L’un des pires inconvéniens du régime parlementaire est le changement trop fréquent de ministères. Il est impossible de trouver, chaque année, un nouveau personnel capable pour les divers départemens. Un portefeuille est-il confié à un homme compétent, il peut à peine se mettre au courant de ses fonctions que déjà il doit les quitter. Un dessein suivi est impossible, et cependant, il est indispensable pour certains services publics, comme l’enseignement et l’armée. Aux États-Unis, les ministres restent en place quatre ans et même huit ans, quand le président est réélu. Pendant ce temps, ils peuvent se consacrer tout entiers aux affaires publiques, ils n’ont pas sans cesse à lutter pour conserver la majorité.

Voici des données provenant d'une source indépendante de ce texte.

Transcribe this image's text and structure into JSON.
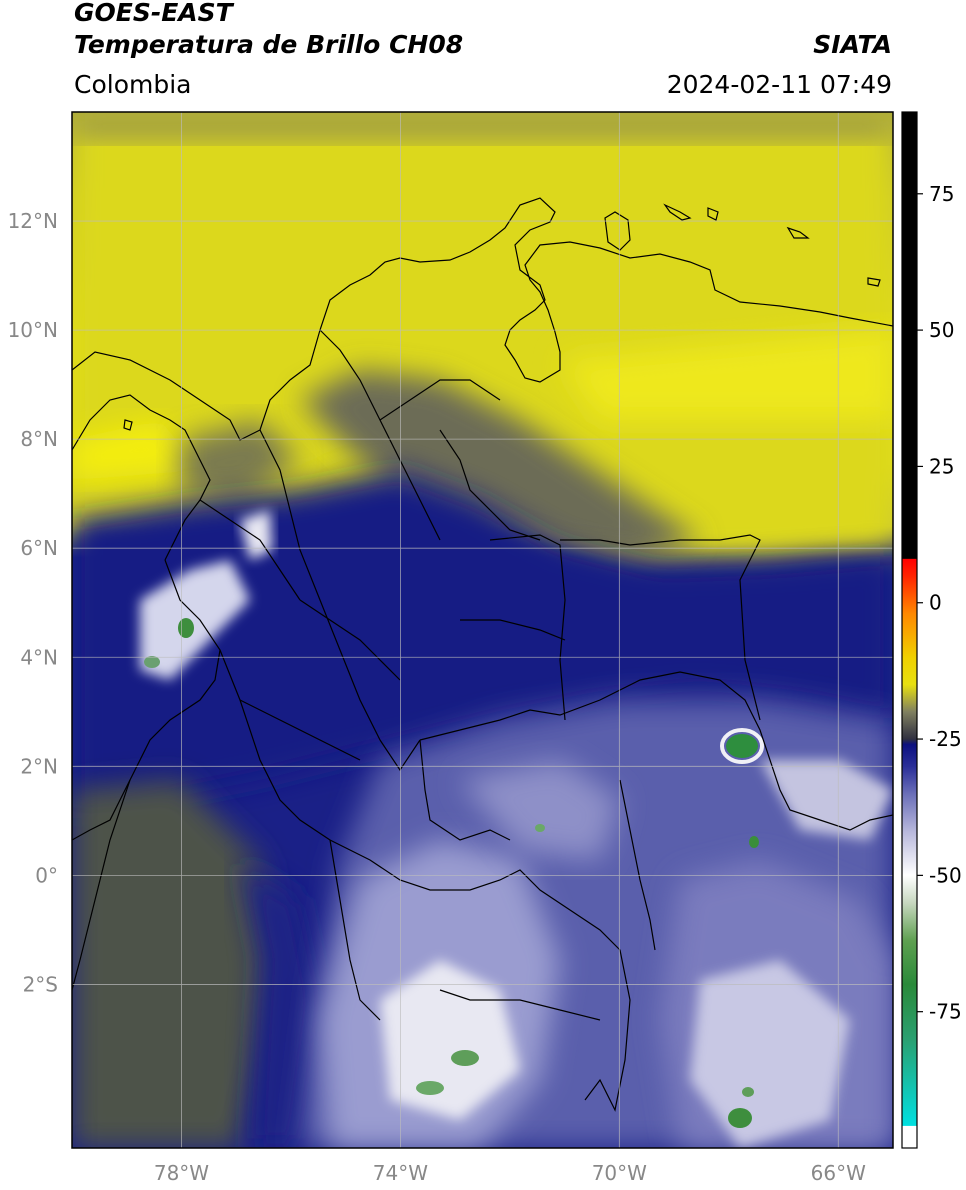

A mesure que le progrès de la démocratie rendra le terrain de la politique plus instable, l’infériorité du gouvernement démocratique deviendra, si l’on n’y avise, plus marquée et plus périlleuse. Le seul remède pour une république est d’avoir, comme aux États-Unis, un ministère soustrait à l’action directe du parlement, ou tout au moins, de confier la direction des administrations qui exigent impérieusement l’esprit de suite à de hauts fonctionnaires, élus par la chambre en raison de leur compétence spéciale et qui ne seraient pas obligés de donner leur démission avec le cabinet. C’est ainsi que, dans les états de l’Union américaine, l’instruction publique, le service le plus important de tous, est confiée à des surintendans qui sont élus par le peuple et qui conservent souvent leurs fonctions pendant très longtemps.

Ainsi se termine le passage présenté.